In the first half of the year, Audi made around 1.1 billion euros less profit, while turnover slumped by 3.2 billion euros, as the German car manufacturer announced. As bitter as these figures are at first glance: They show a clear upward trend, as Audi had already reported declines after the first quarter, which were only marginally lower in total.

Turnover in the second quarter was therefore almost at the previous year's level, with profits only slightly lower. CFO Jürgen Rittersberger also emphasized: "The second quarter was significantly better than the first quarter. We were able to catch up."

This was partly due to the fact that supply problems for parts for the large V6 and V8 engines, which are usually installed in more expensive and higher-yielding cars, eased in the second quarter. Rittersberger said that supplies were now "very good again".
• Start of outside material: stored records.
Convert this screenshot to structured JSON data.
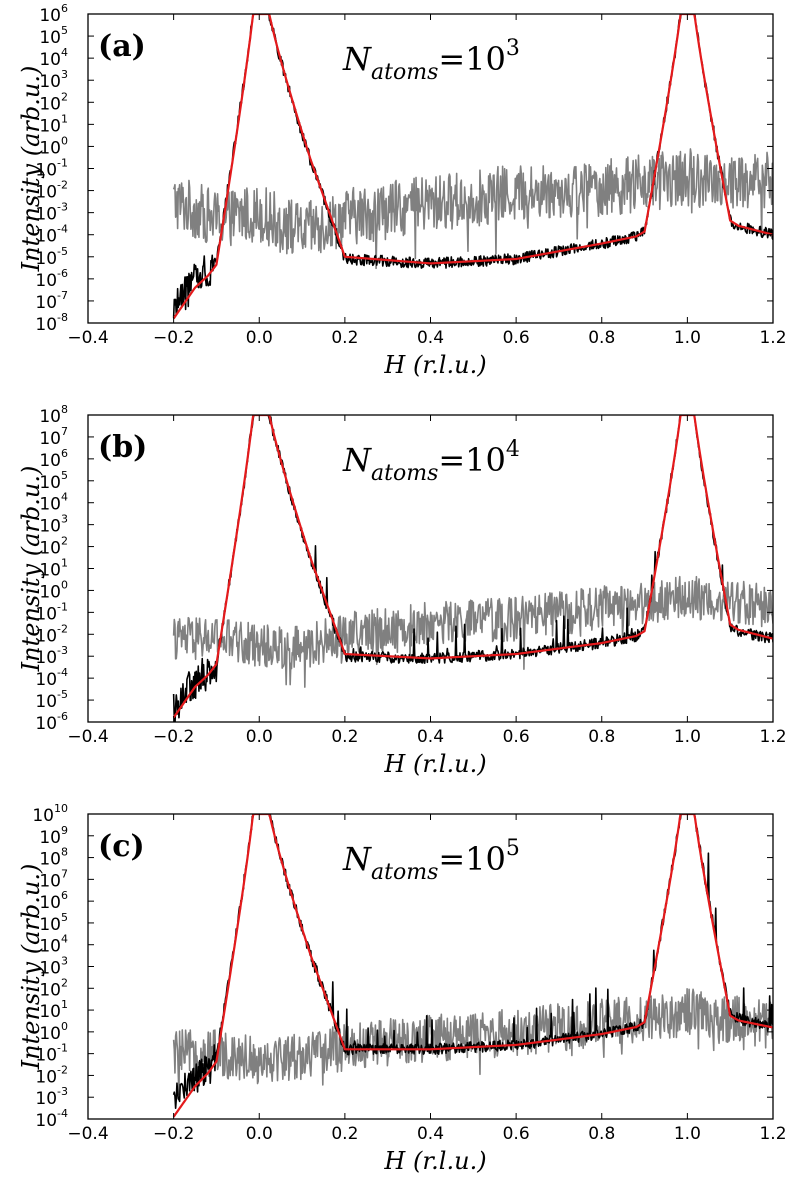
{
  "colors": {
    "gray": "#808080",
    "black": "#000000",
    "red": "#e41a1c"
  },
  "chart_data": [
    {
      "type": "line",
      "panel_label": "(a)",
      "annotation_base": "N",
      "annotation_sub": "atoms",
      "annotation_eq": "=10",
      "annotation_exp": "3",
      "xlabel": "H (r.l.u.)",
      "ylabel": "Intensity (arb.u.)",
      "xlim": [
        -0.4,
        1.2
      ],
      "ylim_log10": [
        -8,
        6
      ],
      "yscale": "log",
      "x_ticks": [
        -0.4,
        -0.2,
        0.0,
        0.2,
        0.4,
        0.6,
        0.8,
        1.0,
        1.2
      ],
      "x_tick_labels": [
        "−0.4",
        "−0.2",
        "0.0",
        "0.2",
        "0.4",
        "0.6",
        "0.8",
        "1.0",
        "1.2"
      ],
      "y_tick_exponents": [
        -8,
        -7,
        -6,
        -5,
        -4,
        -3,
        -2,
        -1,
        0,
        1,
        2,
        3,
        4,
        5,
        6
      ],
      "y_tick_base": "10",
      "series": [
        {
          "color": "gray",
          "x": [
            -0.2,
            -0.1,
            0.0,
            0.1,
            0.2,
            0.4,
            0.6,
            0.8,
            1.0,
            1.1,
            1.2
          ],
          "y_log10": [
            -2.5,
            -3.3,
            -3.0,
            -3.9,
            -3.2,
            -2.6,
            -2.1,
            -1.9,
            -1.4,
            -1.6,
            -1.5
          ]
        },
        {
          "color": "black",
          "x": [
            -0.2,
            -0.15,
            -0.1,
            0.0,
            0.2,
            0.4,
            0.6,
            0.8,
            0.9,
            1.0,
            1.1,
            1.2
          ],
          "y_log10": [
            -7.2,
            -6.0,
            -5.3,
            6.0,
            -5.1,
            -5.3,
            -5.1,
            -4.4,
            -4.0,
            6.0,
            -3.5,
            -4.0
          ]
        },
        {
          "color": "red",
          "x": [
            -0.2,
            -0.15,
            -0.1,
            0.0,
            0.2,
            0.4,
            0.6,
            0.8,
            0.9,
            1.0,
            1.1,
            1.2
          ],
          "y_log10": [
            -7.8,
            -6.4,
            -5.5,
            6.0,
            -5.0,
            -5.3,
            -5.1,
            -4.4,
            -4.0,
            6.0,
            -3.5,
            -4.0
          ]
        }
      ]
    },
    {
      "type": "line",
      "panel_label": "(b)",
      "annotation_base": "N",
      "annotation_sub": "atoms",
      "annotation_eq": "=10",
      "annotation_exp": "4",
      "xlabel": "H (r.l.u.)",
      "ylabel": "Intensity (arb.u.)",
      "xlim": [
        -0.4,
        1.2
      ],
      "ylim_log10": [
        -6,
        8
      ],
      "yscale": "log",
      "x_ticks": [
        -0.4,
        -0.2,
        0.0,
        0.2,
        0.4,
        0.6,
        0.8,
        1.0,
        1.2
      ],
      "x_tick_labels": [
        "−0.4",
        "−0.2",
        "0.0",
        "0.2",
        "0.4",
        "0.6",
        "0.8",
        "1.0",
        "1.2"
      ],
      "y_tick_exponents": [
        -6,
        -5,
        -4,
        -3,
        -2,
        -1,
        0,
        1,
        2,
        3,
        4,
        5,
        6,
        7,
        8
      ],
      "y_tick_base": "10",
      "series": [
        {
          "color": "gray",
          "x": [
            -0.2,
            -0.1,
            0.0,
            0.1,
            0.2,
            0.4,
            0.6,
            0.8,
            1.0,
            1.1,
            1.2
          ],
          "y_log10": [
            -2.2,
            -2.2,
            -2.5,
            -2.6,
            -2.0,
            -1.5,
            -1.3,
            -0.8,
            -0.3,
            -0.5,
            -0.7
          ]
        },
        {
          "color": "black",
          "x": [
            -0.2,
            -0.15,
            -0.1,
            0.0,
            0.2,
            0.4,
            0.6,
            0.8,
            0.9,
            1.0,
            1.1,
            1.2
          ],
          "y_log10": [
            -5.3,
            -4.2,
            -3.5,
            8.0,
            -3.0,
            -3.1,
            -2.9,
            -2.4,
            -2.0,
            8.0,
            -1.8,
            -2.2
          ]
        },
        {
          "color": "red",
          "x": [
            -0.2,
            -0.15,
            -0.1,
            0.0,
            0.2,
            0.4,
            0.6,
            0.8,
            0.9,
            1.0,
            1.1,
            1.2
          ],
          "y_log10": [
            -5.8,
            -4.4,
            -3.5,
            8.0,
            -2.9,
            -3.1,
            -2.9,
            -2.4,
            -2.0,
            8.0,
            -1.7,
            -2.2
          ]
        }
      ]
    },
    {
      "type": "line",
      "panel_label": "(c)",
      "annotation_base": "N",
      "annotation_sub": "atoms",
      "annotation_eq": "=10",
      "annotation_exp": "5",
      "xlabel": "H (r.l.u.)",
      "ylabel": "Intensity (arb.u.)",
      "xlim": [
        -0.4,
        1.2
      ],
      "ylim_log10": [
        -4,
        10
      ],
      "yscale": "log",
      "x_ticks": [
        -0.4,
        -0.2,
        0.0,
        0.2,
        0.4,
        0.6,
        0.8,
        1.0,
        1.2
      ],
      "x_tick_labels": [
        "−0.4",
        "−0.2",
        "0.0",
        "0.2",
        "0.4",
        "0.6",
        "0.8",
        "1.0",
        "1.2"
      ],
      "y_tick_exponents": [
        -4,
        -3,
        -2,
        -1,
        0,
        1,
        2,
        3,
        4,
        5,
        6,
        7,
        8,
        9,
        10
      ],
      "y_tick_base": "10",
      "series": [
        {
          "color": "gray",
          "x": [
            -0.2,
            -0.1,
            0.0,
            0.1,
            0.2,
            0.4,
            0.6,
            0.8,
            1.0,
            1.1,
            1.2
          ],
          "y_log10": [
            -1.0,
            -1.0,
            -1.2,
            -1.1,
            -0.7,
            -0.3,
            0.0,
            0.4,
            0.9,
            0.6,
            0.3
          ]
        },
        {
          "color": "black",
          "x": [
            -0.2,
            -0.15,
            -0.1,
            0.0,
            0.2,
            0.4,
            0.6,
            0.8,
            0.9,
            1.0,
            1.1,
            1.2
          ],
          "y_log10": [
            -3.2,
            -2.1,
            -1.3,
            10.0,
            -0.8,
            -0.8,
            -0.6,
            -0.1,
            0.3,
            10.0,
            0.7,
            0.2
          ]
        },
        {
          "color": "red",
          "x": [
            -0.2,
            -0.15,
            -0.1,
            0.0,
            0.2,
            0.4,
            0.6,
            0.8,
            0.9,
            1.0,
            1.1,
            1.2
          ],
          "y_log10": [
            -3.9,
            -2.5,
            -1.5,
            10.0,
            -0.8,
            -0.8,
            -0.6,
            -0.1,
            0.3,
            10.0,
            0.6,
            0.2
          ]
        }
      ]
    }
  ]
}
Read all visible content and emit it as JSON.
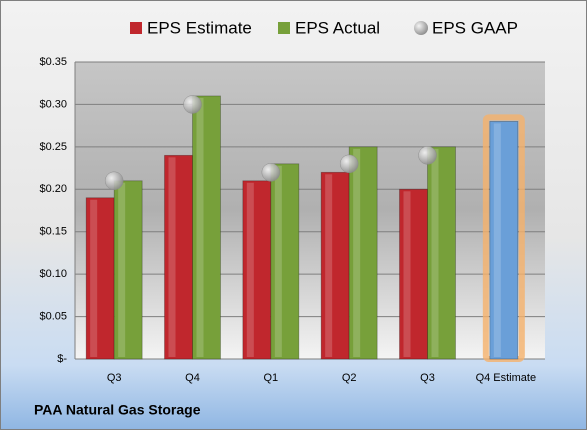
{
  "chart_data": {
    "type": "bar",
    "footer": "PAA Natural Gas Storage",
    "categories": [
      "Q3",
      "Q4",
      "Q1",
      "Q2",
      "Q3",
      "Q4 Estimate"
    ],
    "series": [
      {
        "name": "EPS Estimate",
        "color": "#c0272d",
        "values": [
          0.19,
          0.24,
          0.21,
          0.22,
          0.2,
          null
        ]
      },
      {
        "name": "EPS Actual",
        "color": "#77a03a",
        "values": [
          0.21,
          0.31,
          0.23,
          0.25,
          0.25,
          null
        ]
      },
      {
        "name": "EPS GAAP",
        "color": "#a6a6a6",
        "marker": "circle",
        "values": [
          0.21,
          0.3,
          0.22,
          0.23,
          0.24,
          null
        ]
      },
      {
        "color": "#6a9fd8",
        "highlight": true,
        "values": [
          null,
          null,
          null,
          null,
          null,
          0.28
        ]
      }
    ],
    "ylim": [
      0,
      0.35
    ],
    "yticks": [
      {
        "value": 0,
        "label": "$-"
      },
      {
        "value": 0.05,
        "label": "$0.05"
      },
      {
        "value": 0.1,
        "label": "$0.10"
      },
      {
        "value": 0.15,
        "label": "$0.15"
      },
      {
        "value": 0.2,
        "label": "$0.20"
      },
      {
        "value": 0.25,
        "label": "$0.25"
      },
      {
        "value": 0.3,
        "label": "$0.30"
      },
      {
        "value": 0.35,
        "label": "$0.35"
      }
    ],
    "grid": true
  }
}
He expects production to return to normal in the third quarter, which will help the Group not only in terms of vehicle volume but also in terms of earnings. In concrete terms, turnover in the first half of the year amounted to 30.9 billion euros, with a profit of just under 2.2 billion euros.

Forecast lowered

Nevertheless, Audi has lowered its profit expectations for the year as a whole. The forecast for the operating return on sales is now 6 to 8 percent - instead of 8 to 10 percent.

According to Rittersberger, the reason for this is the cost of restructuring in Brussels. The entire plant there is on the brink of collapse - among other things because the electric models produced there may be discontinued prematurely. However, Audi did not provide any further details about Brussels at this time.

Overall, Audi is still in a "year of transition", said Rittersberger - as was already the case after the first quarter. However, he expects significant improvements thanks to numerous new models that are gradually being introduced. These should then also give the recently sluggish growth in electric cars a "decent boost" from the fourth quarter and especially in the coming year.

However, Audi does not want to get involved in the current price competition for electric cars in China. This is "ruinous", said the CFO.